VITILIGO

C’est une maladie caractérisée par une dépigmentation de la peau, formant des taches achromatiques de bords bien définis et à la force centrifuge. Il est également possible qu’il y ait une dépigmentation des poils. Il est fréquent chez 1 % de la population et dans 30 % des cas, il survient dans la famille. Le diagnostic chez des patients atteints de maladies oculaires est significativement plus élevé que dans la population générale. Le vitiligo survient après un traumatisme ou un coup de soleil.

Quelles sont les causes ?

La cause n’est pas claire, mais il ya trois théories qui tentent d’expliquer la destruction des mélanocytes.

Théorie immunitaire

Cette théorie reconnaît que le vitiligo est une maladie auto-immune, qui survient par la formation d’anticorps anti-mélanocytes. Il est associé à des maladies auto-immunes telles que le diabète, l’anémie pernicieuse, le lupus, la sclérose en plaques, le syndrome de Down, la thyroïdite de Hashimoto, entre autres.

Théorie cytotoxiques

Il est possible que les métabolites intermédiaires comme la dopaquinone, formés lors de la synthèse de la mélanine, puissent détruire les cellules mélanocytaires.

Théorie de neurones

Un médiateur cause la destruction neurochimique des mélanocytes ou inhibe la production de mélanine.

Quels sont les symptômes ?

Il n’y a aucune description des symptômes. La plupart des patients consultent un médecin pour le problème esthétique causé par la maladie. En raison des coups de soleil, des taches hypochromiques de forme et de surface variables, généralement avec des limites nettes achromatiques et des bords hyperpigmentés s’établissent. Ces taches tendent à être symétriques. Les zones les plus souvent touchées sont les poignets, le dos des mains et des doigts, les aisselles, le cou, les organes génitaux, autour de la bouche, les yeux, les coudes, les genoux, l’aine et les avant-bras. Il est rare que le vitiligo affecte les paumes et les plantes. La maladie génère souvent des troubles émotionnels, nécessitant un traitement psychologique.

Comment le médecin fait-il le diagnostic ?

Le diagnostic ne présente généralement pas de difficultés. L’examen du patient avec une lampe de Wood peut être utile pour détecter les premiers points. Une biopsie est à peine nécessaire pour un diagnostic différentiel. L’évolution du vitiligo est imprévisible, sans critères cliniques ou de laboratoire pour guider le pronostic. La repigmentation spontanée n’est pas rare.

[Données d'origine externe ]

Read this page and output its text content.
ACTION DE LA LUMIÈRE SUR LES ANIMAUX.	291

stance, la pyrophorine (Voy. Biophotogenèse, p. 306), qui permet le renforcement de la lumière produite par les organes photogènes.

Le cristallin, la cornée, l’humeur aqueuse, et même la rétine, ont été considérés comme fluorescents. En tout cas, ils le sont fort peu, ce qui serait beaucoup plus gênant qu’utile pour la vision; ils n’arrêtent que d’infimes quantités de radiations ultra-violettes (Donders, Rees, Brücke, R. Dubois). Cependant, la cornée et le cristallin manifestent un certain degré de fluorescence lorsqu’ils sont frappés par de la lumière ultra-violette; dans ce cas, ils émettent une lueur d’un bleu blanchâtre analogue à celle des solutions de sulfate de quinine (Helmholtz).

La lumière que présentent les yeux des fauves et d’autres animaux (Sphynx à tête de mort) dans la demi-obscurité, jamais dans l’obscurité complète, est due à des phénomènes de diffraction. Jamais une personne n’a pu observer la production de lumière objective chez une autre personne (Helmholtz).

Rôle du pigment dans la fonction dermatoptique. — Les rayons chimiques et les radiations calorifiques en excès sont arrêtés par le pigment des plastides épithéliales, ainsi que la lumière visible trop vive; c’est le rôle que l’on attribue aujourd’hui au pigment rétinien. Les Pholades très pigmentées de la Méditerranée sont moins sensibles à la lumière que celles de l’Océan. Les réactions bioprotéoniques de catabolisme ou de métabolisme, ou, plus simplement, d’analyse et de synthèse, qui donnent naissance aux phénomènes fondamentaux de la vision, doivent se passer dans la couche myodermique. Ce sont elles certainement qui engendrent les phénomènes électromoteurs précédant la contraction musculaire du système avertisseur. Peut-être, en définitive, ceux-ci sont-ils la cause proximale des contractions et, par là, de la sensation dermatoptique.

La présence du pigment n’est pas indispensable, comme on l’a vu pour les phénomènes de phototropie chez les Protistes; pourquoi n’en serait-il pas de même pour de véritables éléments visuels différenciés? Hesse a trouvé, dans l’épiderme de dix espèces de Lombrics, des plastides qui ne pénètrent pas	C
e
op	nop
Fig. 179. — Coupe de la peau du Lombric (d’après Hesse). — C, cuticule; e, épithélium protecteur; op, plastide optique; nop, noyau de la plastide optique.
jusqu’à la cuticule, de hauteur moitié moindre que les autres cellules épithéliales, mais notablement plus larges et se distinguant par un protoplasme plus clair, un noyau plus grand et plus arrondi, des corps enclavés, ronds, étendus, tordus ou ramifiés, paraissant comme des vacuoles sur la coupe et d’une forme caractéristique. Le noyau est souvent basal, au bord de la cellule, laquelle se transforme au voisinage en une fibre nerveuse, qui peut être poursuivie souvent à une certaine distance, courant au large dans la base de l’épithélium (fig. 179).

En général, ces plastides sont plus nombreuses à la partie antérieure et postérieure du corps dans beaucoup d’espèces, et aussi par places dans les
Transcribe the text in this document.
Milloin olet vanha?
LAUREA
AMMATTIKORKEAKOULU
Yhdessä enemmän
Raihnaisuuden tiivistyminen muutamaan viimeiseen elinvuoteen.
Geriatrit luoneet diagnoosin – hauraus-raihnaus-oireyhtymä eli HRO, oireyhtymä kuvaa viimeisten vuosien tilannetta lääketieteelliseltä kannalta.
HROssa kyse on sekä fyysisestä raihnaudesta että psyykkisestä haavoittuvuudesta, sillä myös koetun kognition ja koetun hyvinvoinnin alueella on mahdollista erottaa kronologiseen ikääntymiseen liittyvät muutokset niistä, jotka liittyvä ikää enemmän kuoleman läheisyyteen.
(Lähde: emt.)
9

Quel est le traitement adéquat ?

Pour le vitiligo universel, avec quelques zones de la peau normale (plus de 50 % de la surface de la peau), la dépigmentation des autres zones de peau normale peut être proposée. Pour les patients avec de petites lésions dans les premiers stades de la maladie, l’application topique peut être proposée. Chez les enfants, le résultat est le plus souvent favorable. Avec l’évolution technologique, des mini-greffes dans les zones localisées de taches hypochromiques donnent des résultats esthétiques satisfaisants. La consommation d’aliments riches en carotènes ou l’administration de bêta-carotène donne une couleur jaune à la peau, et a une certaine action protectrice et un effet cosmétique. L’utilisation d’un écran solaire approprié sur la peau dépigmentée est essentielle pour protéger des brûlures et des dommages solaires sur le long terme. Les lésions avec des bords pigmentés sont sensibles à la chaleur. En outre, les coups de soleil peuvent augmenter ou déclencher de nouvelles lésions. Un autre traitement efficace du vitiligo est la PUVA-thérapie (psoralène = P, un produit chimique de photosensibilisation, et UV = ultraviolet). Il s’agit d’une activité photosensibilisante systémique qui consiste à l’application topique de substances en vue d’une exposition au rayonnement ultraviolet.

Comment la prévenir ?

Il n’existe aucune méthode pour prévenir la maladie ou sa progression.